O. Rose Broderick reports on the health policies and technologies that govern people with disabilities’ lives. Before coming to STAT, she worked at WNYC’s Radiolab and Scientific American, and her story debunking a bogus theory about transgender kids was nominated for a 2024 GLAAD Media Award. You can reach Rose on Signal at rosebroderick.11.

Health secretary Robert F. Kennedy Jr. made waves in February when he opined that changing your diet can “cure” schizophrenia. His comment sparked a wave of backlash from researchers who called the secretary’s remarks “unfounded.” 

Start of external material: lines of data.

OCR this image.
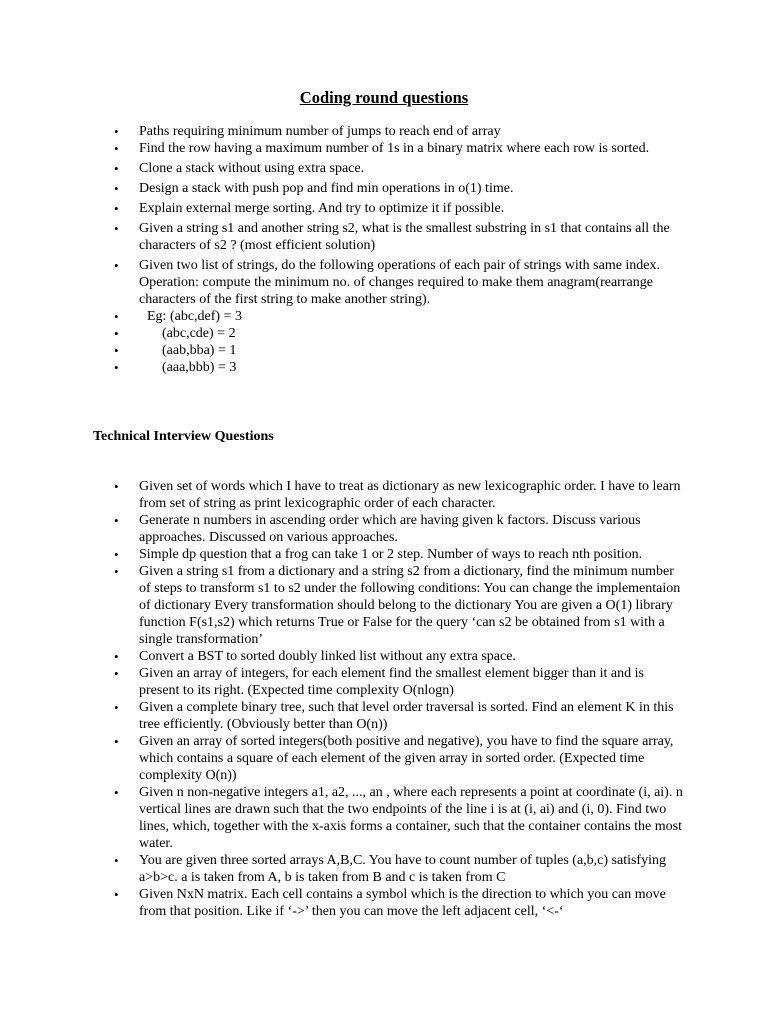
Coding round questions
• Paths requiring minimum number of jumps to reach end of array
• Find the row having a maximum number of 1s in a binary matrix where each row is sorted.
• Clone a stack without using extra space.
• Design a stack with push pop and find min operations in o(1) time.
• Explain external merge sorting. And try to optimize it if possible.
• Given a string s1 and another string s2, what is the smallest substring in s1 that contains all the characters of s2 ? (most efficient solution)
• Given two list of strings, do the following operations of each pair of strings with same index. Operation: compute the minimum no. of changes required to make them anagram(rearrange characters of the first string to make another string).
• Eg: (abc,def) = 3
•	(abc,cde) = 2
•	(aab,bba) = 1
•	(aaa,bbb) = 3
Technical Interview Questions
• Given set of words which I have to treat as dictionary as new lexicographic order. I have to learn from set of string as print lexicographic order of each character.
• Generate n numbers in ascending order which are having given k factors. Discuss various approaches. Discussed on various approaches.
• Simple dp question that a frog can take 1 or 2 step. Number of ways to reach nth position.
• Given a string s1 from a dictionary and a string s2 from a dictionary, find the minimum number of steps to transform s1 to s2 under the following conditions: You can change the implementaion of dictionary Every transformation should belong to the dictionary You are given a O(1) library function F(s1,s2) which returns True or False for the query ‘can s2 be obtained from s1 with a single transformation’
• Convert a BST to sorted doubly linked list without any extra space.
• Given an array of integers, for each element find the smallest element bigger than it and is present to its right. (Expected time complexity O(nlogn)
• Given a complete binary tree, such that level order traversal is sorted. Find an element K in this tree efficiently. (Obviously better than O(n))
• Given an array of sorted integers(both positive and negative), you have to find the square array, which contains a square of each element of the given array in sorted order. (Expected time complexity O(n))
• Given n non-negative integers a1, a2, ..., an , where each represents a point at coordinate (i, ai). n vertical lines are drawn such that the two endpoints of the line i is at (i, ai) and (i, 0). Find two lines, which, together with the x-axis forms a container, such that the container contains the most water.
• You are given three sorted arrays A,B,C. You have to count number of tuples (a,b,c) satisfying a>b>c. a is taken from A, b is taken from B and c is taken from C
• Given NxN matrix. Each cell contains a symbol which is the direction to which you can move from that position. Like if ‘->’ then you can move the left adjacent cell, ‘<-‘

While the current scientific consensus suggests that schizophrenia cannot be cured through diet, Kennedy’s interests in nutrition and diet as tools to treat mental illness are shared by some researchers and clinicians eager to find alternatives for conditions like schizophrenia that lack good treatment options. A person’s mental health, they say, is not solely determined by neurotransmitters bouncing around inside their brain, but also by other bodily pathways.

Stanford University researcher Shebani Sethi has been at the vanguard of this group, a field she calls “metabolic psychiatry.” Her work has caught the interest of leaders in the Make America Healthy Again movement, including physician Mark Hyman, a longtime friend of Kennedy.